O dia amanheceu ensolarado em Brasília e nublado no Rio de Janeiro, atual e a antiga capital do país – duas cidades onde Jair Bolsonaro, o líder da extrema-direita demonstrará de vez a sua pequenez diante da História de um grande país, o Brasil.
Sim, não há esperança de que o presidente fale aos 200 milhões de brasileiros no histórico bicentenário da Independência, unindo o país ao menos em um dia. Ele falará a uma parte, cerca de 30% da população que resolveu abraçar o totalitarismo de suas ideias.
Por isso, o dia de hoje carrega em si um misto de emoções. Por um lado, 200 anos de liberdade que veio com um “o grito no Ipiranga”. Por outro, nem todos se sentem verdadeiramente livres para sair às ruas nesta quarta-feira, 7 de setembro, mesmo dois séculos depois.
Lembra os piores momentos dessa História do Brasil com o Dia da Pátria.
Há 50 anos, em 1972, a ditadura militar usou a bandeira verde amarela para sufocar – e há relatos de tortura com ela, a bandeira – aqueles que discordavam do fechamento do Congresso, da troca de ministros do Supremo, de assassinatos em prédios públicos, da censura à imprensa.
Era ainda o sesquicentenário. Não que fosse pouco, era muito tempo.
Mas hoje, em 2022, o mesmo símbolo do país virou o troféu de uma ideologia que prega que aquele tempo – o do regime militar – estava certo mesmo quando os quartéis, construídos em sua essência para proteger brasileiros, eram usados para torturar, matar e ocultar corpos de nossos próprios compatriotas, os presos políticos.
Este é o resumo do bicentenário. Óbvio que é mais complexo que isso, mas há muitos pontos de contato.
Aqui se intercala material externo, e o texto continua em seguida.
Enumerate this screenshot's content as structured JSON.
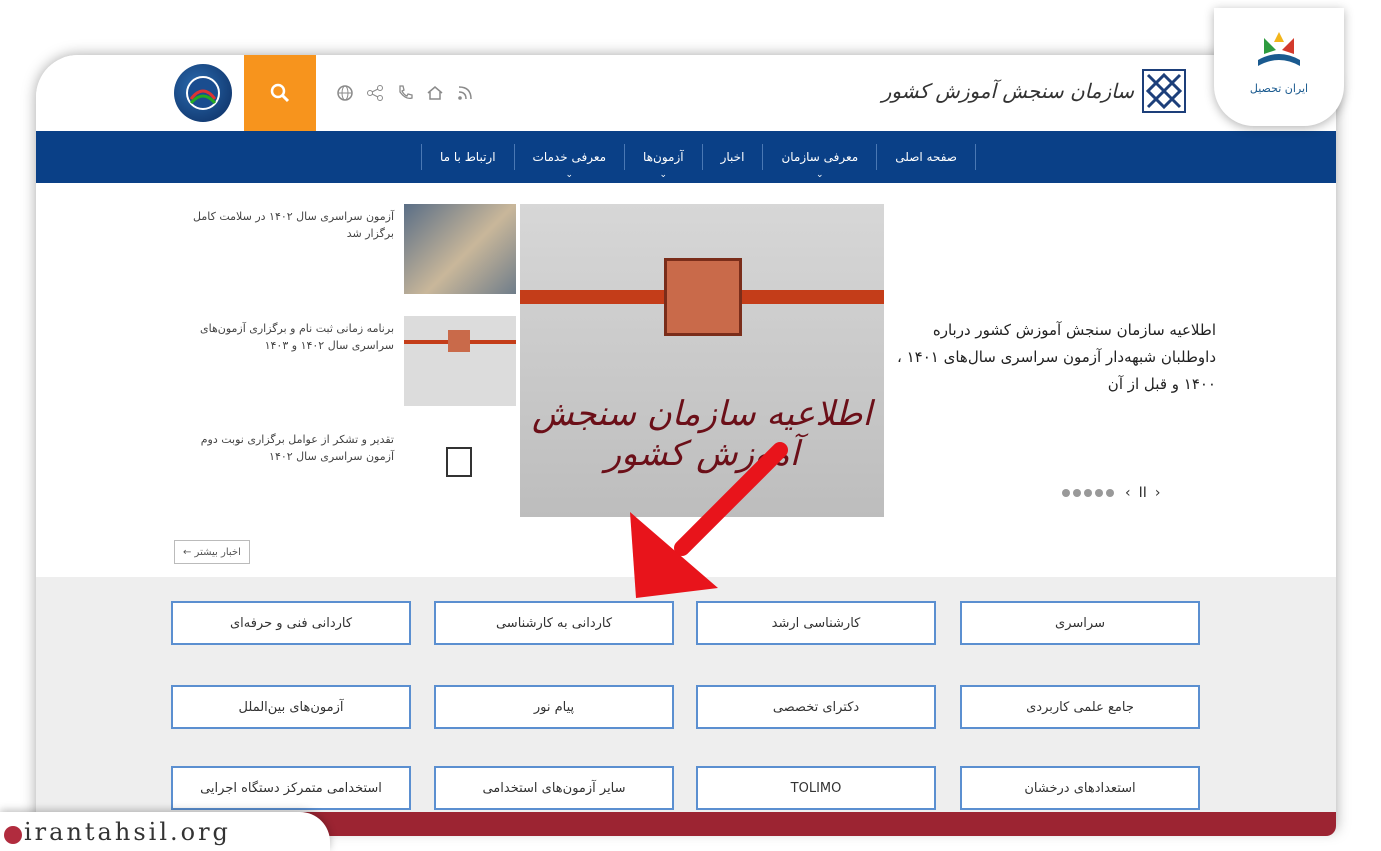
{
  "header": {
    "logo_text": "سازمان سنجش آموزش کشور",
    "emblem_text": "",
    "icons": [
      "search-icon",
      "globe-icon",
      "share-icon",
      "phone-icon",
      "home-icon",
      "rss-icon"
    ]
  },
  "nav": {
    "items": [
      {
        "label": "صفحه اصلی"
      },
      {
        "label": "معرفی سازمان"
      },
      {
        "label": "اخبار"
      },
      {
        "label": "آزمون‌ها"
      },
      {
        "label": "معرفی خدمات"
      },
      {
        "label": "ارتباط با ما"
      }
    ]
  },
  "news": {
    "headline": "اطلاعیه سازمان سنجش آموزش کشور درباره داوطلبان شبهه‌دار آزمون سراسری سال‌های ۱۴۰۱ ، ۱۴۰۰ و قبل از آن",
    "image_caption": "اطلاعیه سازمان سنجش آموزش کشور",
    "side": [
      {
        "text": "آزمون سراسری سال ۱۴۰۲ در سلامت کامل برگزار شد"
      },
      {
        "text": "برنامه زمانی ثبت نام و برگزاری آزمون‌های سراسری سال ۱۴۰۲ و ۱۴۰۳"
      },
      {
        "text": "تقدیر و تشکر از عوامل برگزاری نوبت دوم آزمون سراسری سال ۱۴۰۲"
      }
    ],
    "more_label": "اخبار بیشتر ←"
  },
  "exams": {
    "row1": [
      "سراسری",
      "کارشناسی ارشد",
      "کاردانی به کارشناسی",
      "کاردانی فنی و حرفه‌ای"
    ],
    "row2": [
      "جامع علمی کاربردی",
      "دکترای تخصصی",
      "پیام نور",
      "آزمون‌های بین‌الملل"
    ],
    "row3": [
      "استعدادهای درخشان",
      "TOLIMO",
      "سایر آزمون‌های استخدامی",
      "استخدامی متمرکز دستگاه اجرایی"
    ]
  },
  "branding": {
    "badge_text": "ایران تحصیل",
    "site_url": "irantahsil.org"
  },
  "colors": {
    "nav_bg": "#0a4087",
    "search_bg": "#f7941d",
    "accent_red": "#9c2432",
    "button_border": "#5b8fd0"
  }
}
Enquanto a bandeira está novamente sequestrada, as Forças Armadas outra vez apontam as baionetas contra aqueles cidadãos que divergem de quem ataca o Congresso, o Supremo e a imprensa com ofensas. São os generais nas mãos do capitão reformado, e que ganhou a patente ao fim de uma medíocre carreira militar.
Essa é aquela hora que o bolsonarista grita e esperneia que o líder da extrema-direita brasileira é perseguido pelos jornalistas. Não é. Ele, com seu comportamento antidemocrático, precisa ser responsabilizado pelos seus atos.
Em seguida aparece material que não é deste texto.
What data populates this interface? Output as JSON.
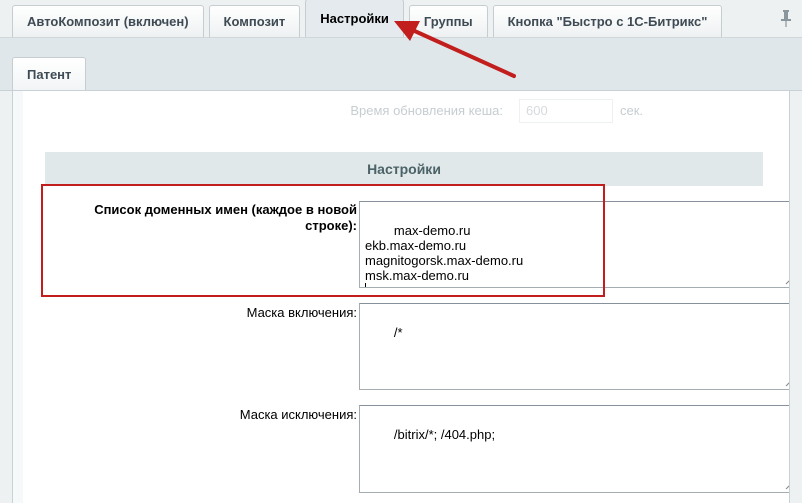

Como agiria um presidente que fosse estadista?
Ele respeitaria o sentimento coletivo sobre as datas simbólicas, e também apoiaria a diversidade de opiniões e os valores universais que regem uma democracia.
É o momento em que as diferenças não são o combustível do ódio, mas fazem parte do gozo da celebração.
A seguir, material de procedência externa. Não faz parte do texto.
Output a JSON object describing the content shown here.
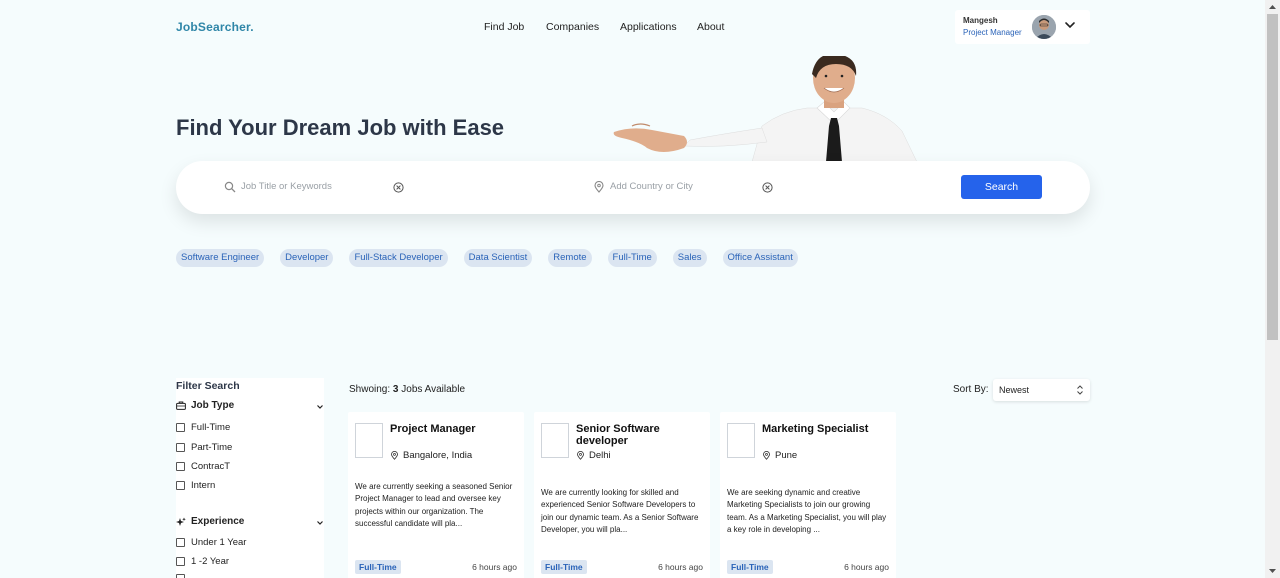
{
  "header": {
    "logo": "JobSearcher.",
    "nav": [
      "Find Job",
      "Companies",
      "Applications",
      "About"
    ],
    "user": {
      "name": "Mangesh",
      "role": "Project Manager"
    }
  },
  "hero": {
    "title": "Find Your Dream Job with Ease"
  },
  "search": {
    "keyword_placeholder": "Job Title or Keywords",
    "location_placeholder": "Add Country or City",
    "button": "Search"
  },
  "tags": [
    "Software Engineer",
    "Developer",
    "Full-Stack Developer",
    "Data Scientist",
    "Remote",
    "Full-Time",
    "Sales",
    "Office Assistant"
  ],
  "filter": {
    "title": "Filter Search",
    "job_type": {
      "title": "Job Type",
      "options": [
        "Full-Time",
        "Part-Time",
        "ContracT",
        "Intern"
      ]
    },
    "experience": {
      "title": "Experience",
      "options": [
        "Under 1 Year",
        "1 -2 Year"
      ]
    }
  },
  "results": {
    "showing_prefix": "Shwoing: ",
    "count": "3",
    "showing_suffix": " Jobs Available",
    "sort_label": "Sort By:",
    "sort_value": "Newest"
  },
  "jobs": [
    {
      "title": "Project Manager",
      "location": "Bangalore, India",
      "description": "We are currently seeking a seasoned Senior Project Manager to lead and oversee key projects within our organization. The successful candidate will pla...",
      "type": "Full-Time",
      "posted": "6 hours ago"
    },
    {
      "title": "Senior Software developer",
      "location": "Delhi",
      "description": "We are currently looking for skilled and experienced Senior Software Developers to join our dynamic team. As a Senior Software Developer, you will pla...",
      "type": "Full-Time",
      "posted": "6 hours ago"
    },
    {
      "title": "Marketing Specialist",
      "location": "Pune",
      "description": "We are seeking dynamic and creative Marketing Specialists to join our growing team. As a Marketing Specialist, you will play a key role in developing ...",
      "type": "Full-Time",
      "posted": "6 hours ago"
    }
  ],
  "colors": {
    "brand": "#2f86a8",
    "accent": "#2563eb",
    "tag_bg": "#dbe5f1",
    "tag_text": "#2a63b8",
    "page_bg": "#f5fcfd"
  },
  "icons": [
    "search-icon",
    "location-icon",
    "clear-icon",
    "chevron-down-icon",
    "briefcase-icon",
    "sparkle-icon",
    "sort-icon"
  ]
}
Nos anos de 2011 e 2012, vivi esse tipo de celebração do 4 de julho em Berkeley, nos Estados Unidos, quando cursava um mestrado em jornalismo investigativo.
Sob o comando de Barack Obama, um país pacificado marchou. Republicanos e democratas caminharam juntos, gritando pela soberania (no bom sentido) de uma nação. Vi a bandeira ser alçada acima da ideologia, acima das cores políticas.
Pode parecer utopia, mas era bem real nas ruas da Califórnia há 10 anos.
De lá para cá, os norte-americanos viveram tempos difíceis sob um governo que também flertou com o autoritarismo. Para o bem daquele país, já terminou. Mas o mundo vive esses arroubos da extrema-direita vencendo pelo voto democrático, e esgarçando os fundamentos da República.
No Brasil, há um fenômeno único. O de um país que viveu uma ditadura, errou ao não fazer uma Justiça de Transição e acabou aprisionado num pesadelo pior, onde a tortura contra o adversário, por exemplo, é exaltada.
Emparedados pelo bolsonarismo e essa visão de mundo extremista, aqueles que não concordam com o presidente e seus seguidores provavelmente procurarão os lugares distantes da Esplanada dos Ministérios e de Copacabana para passarem o mais importante feriado do país em 200 anos.
Ou seja, quem não é bolsonarista viverá hoje como um exilado ou um peregrino, bem longe das festas da própria terra em que nasceu.